Report cards are just bad. There’s no other way around it.

Who likes seeing all of their effort and lost hours laid out in thick, dark, final print?

Sycophants—that’s who. Really, no one in their right mind enjoys receiving any grades, especially right after tests.

Tangent alert: to those teachers fond of revealing the correct answers to tests and quizzes right after students take them, please stop. Nothing’s worse than finding out what you did wrong minutes after handing a test in.

This devilish habit has always bugged me, because personally, I’m in the superstitious camp towards grades. I firmly believe that up until the moment I look down and see a grade, it has the ability to somehow change, based largely upon how hard I wished last night at 11:11 p.m.
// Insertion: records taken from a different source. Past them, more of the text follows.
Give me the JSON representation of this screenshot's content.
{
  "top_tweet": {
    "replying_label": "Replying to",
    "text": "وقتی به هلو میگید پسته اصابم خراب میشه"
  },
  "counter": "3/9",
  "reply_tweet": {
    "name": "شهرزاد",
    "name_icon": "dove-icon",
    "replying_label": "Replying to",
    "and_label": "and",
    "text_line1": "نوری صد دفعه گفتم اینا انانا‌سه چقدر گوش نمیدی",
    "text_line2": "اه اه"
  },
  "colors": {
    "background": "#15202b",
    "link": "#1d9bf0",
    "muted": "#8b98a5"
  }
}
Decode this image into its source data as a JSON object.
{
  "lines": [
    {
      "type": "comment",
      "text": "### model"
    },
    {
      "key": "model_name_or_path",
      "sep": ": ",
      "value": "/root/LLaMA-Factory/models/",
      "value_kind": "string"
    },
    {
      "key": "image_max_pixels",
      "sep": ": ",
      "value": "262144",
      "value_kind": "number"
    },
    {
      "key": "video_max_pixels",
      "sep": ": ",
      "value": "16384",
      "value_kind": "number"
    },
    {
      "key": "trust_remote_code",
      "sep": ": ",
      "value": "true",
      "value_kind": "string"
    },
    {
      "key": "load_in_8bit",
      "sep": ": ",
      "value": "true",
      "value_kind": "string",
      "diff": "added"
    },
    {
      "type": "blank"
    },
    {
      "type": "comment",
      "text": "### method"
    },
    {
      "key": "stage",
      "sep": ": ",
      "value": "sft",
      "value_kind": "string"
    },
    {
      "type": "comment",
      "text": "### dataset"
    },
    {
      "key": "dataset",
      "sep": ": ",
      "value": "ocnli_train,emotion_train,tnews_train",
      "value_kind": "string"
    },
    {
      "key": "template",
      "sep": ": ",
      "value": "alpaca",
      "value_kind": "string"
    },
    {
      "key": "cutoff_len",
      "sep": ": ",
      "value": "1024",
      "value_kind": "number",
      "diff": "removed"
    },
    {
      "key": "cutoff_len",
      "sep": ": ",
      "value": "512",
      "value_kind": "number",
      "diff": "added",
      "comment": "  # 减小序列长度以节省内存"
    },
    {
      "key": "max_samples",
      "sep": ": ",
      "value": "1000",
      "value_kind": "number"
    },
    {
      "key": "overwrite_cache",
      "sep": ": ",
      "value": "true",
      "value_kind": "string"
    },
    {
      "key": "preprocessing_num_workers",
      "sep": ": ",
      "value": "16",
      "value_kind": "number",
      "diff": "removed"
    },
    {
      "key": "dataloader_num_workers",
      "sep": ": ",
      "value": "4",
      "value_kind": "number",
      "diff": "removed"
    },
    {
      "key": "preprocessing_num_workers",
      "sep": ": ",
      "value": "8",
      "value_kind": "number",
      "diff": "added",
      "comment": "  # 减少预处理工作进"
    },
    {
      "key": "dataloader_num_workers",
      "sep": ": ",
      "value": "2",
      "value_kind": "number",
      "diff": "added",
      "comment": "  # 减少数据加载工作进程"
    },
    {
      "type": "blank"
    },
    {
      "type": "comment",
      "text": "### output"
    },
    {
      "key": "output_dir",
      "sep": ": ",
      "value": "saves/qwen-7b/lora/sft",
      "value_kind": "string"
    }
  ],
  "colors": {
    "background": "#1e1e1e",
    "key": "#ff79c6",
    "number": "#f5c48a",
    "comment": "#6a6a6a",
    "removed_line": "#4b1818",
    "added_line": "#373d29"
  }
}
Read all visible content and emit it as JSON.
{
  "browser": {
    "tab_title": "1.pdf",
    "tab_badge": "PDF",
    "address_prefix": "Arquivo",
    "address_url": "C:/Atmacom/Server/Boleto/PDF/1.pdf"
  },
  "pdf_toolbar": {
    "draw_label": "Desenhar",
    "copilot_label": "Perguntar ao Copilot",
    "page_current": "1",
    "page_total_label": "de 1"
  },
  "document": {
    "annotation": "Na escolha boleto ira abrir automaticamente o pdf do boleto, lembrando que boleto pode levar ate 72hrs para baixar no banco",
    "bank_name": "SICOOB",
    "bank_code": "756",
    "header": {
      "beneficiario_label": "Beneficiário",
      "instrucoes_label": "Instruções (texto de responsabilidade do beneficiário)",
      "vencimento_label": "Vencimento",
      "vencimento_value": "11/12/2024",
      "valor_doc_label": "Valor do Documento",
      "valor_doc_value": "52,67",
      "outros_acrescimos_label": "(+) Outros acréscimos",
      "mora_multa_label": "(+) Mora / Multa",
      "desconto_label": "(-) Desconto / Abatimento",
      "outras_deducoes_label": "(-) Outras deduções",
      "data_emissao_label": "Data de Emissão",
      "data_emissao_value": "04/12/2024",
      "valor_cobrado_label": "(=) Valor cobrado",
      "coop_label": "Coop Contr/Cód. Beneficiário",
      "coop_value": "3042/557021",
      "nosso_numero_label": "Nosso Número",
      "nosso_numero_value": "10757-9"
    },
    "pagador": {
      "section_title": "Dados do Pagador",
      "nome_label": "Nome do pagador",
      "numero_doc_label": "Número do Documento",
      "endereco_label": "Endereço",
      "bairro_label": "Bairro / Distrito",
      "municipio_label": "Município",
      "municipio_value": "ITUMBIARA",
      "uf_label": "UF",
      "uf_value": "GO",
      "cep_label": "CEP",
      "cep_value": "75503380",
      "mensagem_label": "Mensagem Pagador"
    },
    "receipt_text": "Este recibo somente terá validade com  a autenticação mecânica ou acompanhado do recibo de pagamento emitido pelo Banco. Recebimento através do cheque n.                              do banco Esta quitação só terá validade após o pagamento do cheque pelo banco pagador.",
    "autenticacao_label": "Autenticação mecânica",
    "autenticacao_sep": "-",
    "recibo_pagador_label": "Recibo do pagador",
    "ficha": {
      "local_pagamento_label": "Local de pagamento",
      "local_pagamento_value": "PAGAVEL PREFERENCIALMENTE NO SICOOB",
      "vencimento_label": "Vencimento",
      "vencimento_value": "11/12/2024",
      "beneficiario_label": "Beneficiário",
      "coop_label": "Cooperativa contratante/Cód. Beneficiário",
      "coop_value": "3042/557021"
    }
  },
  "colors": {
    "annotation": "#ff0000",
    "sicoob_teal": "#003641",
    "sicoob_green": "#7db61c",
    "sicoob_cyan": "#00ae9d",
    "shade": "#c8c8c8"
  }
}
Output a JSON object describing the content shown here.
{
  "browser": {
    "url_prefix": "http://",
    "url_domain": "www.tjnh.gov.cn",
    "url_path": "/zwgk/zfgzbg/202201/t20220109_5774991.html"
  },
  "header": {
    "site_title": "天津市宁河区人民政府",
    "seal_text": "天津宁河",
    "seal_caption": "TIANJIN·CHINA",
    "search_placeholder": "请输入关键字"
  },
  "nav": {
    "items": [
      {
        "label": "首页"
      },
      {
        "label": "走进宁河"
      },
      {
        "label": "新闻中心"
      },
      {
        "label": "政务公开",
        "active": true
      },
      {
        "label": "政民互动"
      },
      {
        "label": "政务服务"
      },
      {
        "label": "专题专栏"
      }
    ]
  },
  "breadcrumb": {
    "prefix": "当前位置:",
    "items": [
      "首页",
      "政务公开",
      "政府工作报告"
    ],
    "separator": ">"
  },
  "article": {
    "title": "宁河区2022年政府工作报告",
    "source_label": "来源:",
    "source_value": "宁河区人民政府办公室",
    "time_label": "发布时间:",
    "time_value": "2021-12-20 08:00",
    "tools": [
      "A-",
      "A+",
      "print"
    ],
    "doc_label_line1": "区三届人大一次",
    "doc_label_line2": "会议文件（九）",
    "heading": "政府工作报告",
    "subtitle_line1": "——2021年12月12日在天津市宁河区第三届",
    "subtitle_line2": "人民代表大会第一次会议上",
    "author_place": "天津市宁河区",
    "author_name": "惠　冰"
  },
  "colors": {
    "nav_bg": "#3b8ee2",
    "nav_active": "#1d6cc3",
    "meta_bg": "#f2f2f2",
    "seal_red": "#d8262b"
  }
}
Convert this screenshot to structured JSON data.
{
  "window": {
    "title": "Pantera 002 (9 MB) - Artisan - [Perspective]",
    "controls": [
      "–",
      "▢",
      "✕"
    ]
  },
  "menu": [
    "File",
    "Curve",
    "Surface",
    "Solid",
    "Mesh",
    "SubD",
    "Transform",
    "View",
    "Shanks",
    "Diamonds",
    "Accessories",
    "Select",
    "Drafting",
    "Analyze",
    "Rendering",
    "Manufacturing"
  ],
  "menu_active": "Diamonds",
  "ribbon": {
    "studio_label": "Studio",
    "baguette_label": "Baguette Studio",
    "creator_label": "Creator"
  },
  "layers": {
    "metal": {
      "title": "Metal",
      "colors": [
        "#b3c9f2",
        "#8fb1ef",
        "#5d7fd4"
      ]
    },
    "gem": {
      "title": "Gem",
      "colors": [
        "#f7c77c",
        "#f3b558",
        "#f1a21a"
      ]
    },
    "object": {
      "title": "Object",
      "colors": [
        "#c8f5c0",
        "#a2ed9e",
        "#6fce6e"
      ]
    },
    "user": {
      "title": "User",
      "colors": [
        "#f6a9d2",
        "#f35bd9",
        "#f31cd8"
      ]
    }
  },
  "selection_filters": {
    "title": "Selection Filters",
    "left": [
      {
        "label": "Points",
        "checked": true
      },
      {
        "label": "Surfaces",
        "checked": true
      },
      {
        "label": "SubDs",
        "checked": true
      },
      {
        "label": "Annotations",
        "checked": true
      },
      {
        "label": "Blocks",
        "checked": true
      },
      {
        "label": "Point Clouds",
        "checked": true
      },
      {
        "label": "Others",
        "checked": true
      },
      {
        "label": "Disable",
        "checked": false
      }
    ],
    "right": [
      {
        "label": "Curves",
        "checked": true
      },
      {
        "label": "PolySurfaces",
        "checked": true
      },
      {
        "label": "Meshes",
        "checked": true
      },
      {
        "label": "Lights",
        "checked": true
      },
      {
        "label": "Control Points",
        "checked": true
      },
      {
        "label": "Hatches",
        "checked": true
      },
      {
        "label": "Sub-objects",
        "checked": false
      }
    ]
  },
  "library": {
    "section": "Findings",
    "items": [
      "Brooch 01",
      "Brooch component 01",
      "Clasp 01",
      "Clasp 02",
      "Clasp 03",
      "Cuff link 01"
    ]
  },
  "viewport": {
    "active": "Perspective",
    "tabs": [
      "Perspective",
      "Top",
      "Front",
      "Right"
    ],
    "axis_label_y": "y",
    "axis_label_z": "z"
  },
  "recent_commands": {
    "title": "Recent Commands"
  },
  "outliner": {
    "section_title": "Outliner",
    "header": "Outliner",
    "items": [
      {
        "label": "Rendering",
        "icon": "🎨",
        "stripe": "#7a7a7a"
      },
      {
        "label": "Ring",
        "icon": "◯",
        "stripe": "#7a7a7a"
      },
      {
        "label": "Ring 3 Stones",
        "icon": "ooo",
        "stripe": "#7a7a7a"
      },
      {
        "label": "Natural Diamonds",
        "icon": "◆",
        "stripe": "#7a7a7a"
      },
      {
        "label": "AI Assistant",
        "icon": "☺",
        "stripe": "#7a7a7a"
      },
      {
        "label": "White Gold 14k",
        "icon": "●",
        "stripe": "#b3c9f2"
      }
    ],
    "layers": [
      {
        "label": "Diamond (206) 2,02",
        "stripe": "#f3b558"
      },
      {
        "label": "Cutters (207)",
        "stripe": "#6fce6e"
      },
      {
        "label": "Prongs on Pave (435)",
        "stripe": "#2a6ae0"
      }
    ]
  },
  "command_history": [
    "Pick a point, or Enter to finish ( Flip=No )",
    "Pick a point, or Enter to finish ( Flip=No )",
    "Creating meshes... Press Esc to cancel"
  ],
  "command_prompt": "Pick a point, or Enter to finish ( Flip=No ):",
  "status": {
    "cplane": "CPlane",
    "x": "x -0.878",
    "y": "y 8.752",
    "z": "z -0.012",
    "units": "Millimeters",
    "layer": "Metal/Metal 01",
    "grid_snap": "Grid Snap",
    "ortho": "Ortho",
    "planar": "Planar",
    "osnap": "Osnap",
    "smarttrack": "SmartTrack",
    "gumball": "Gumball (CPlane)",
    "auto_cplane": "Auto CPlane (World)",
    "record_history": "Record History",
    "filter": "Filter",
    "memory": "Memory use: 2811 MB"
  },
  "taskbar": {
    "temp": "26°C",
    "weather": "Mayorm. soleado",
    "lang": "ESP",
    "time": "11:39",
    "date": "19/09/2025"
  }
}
Now, I realize that not everyone is irrational enough to believe in this theory. However, even Polly Practical has to agree that all grades, and especially report cards, create huge amounts of stress and hassle that are just not necessary. Which is why I think that the school should explore an alternative system.

Wait, wait, don’t click away. I’ve put extensive thought into this.

Instead of report cards, the school should create a digital portfolio for each student on the computer. Every semester, instead of teachers handing back grades, Edline would combine the individual grades into a quarter grade. The quarter grades and the exam grade would result in a semester grade, and that would be transferred into the portfolio.

For four years, four blissful, stress-free, wonderful years, students would just get the grades that they get, without the pressure of parents or peers. The grades would be reported back to the system, not the students, so they would have nothing to worry about.

Then, graduation day arrives—the culminating moment of the system. Students receive their caps and gowns as usual, but with a twist: taped inside the cap would be their final GPA, what college they’re headed to and what career they should pursue.

For example: “Congratulations! 4.5 weighted GPA. You’re headed to Yale.  Apple is preparing your cubicle!” Or, “Ouch. 2.2 weighted GPA. You’re headed to DeVry University. Comcast Tech Support is waiting!”

See, everything in this system works out for the best.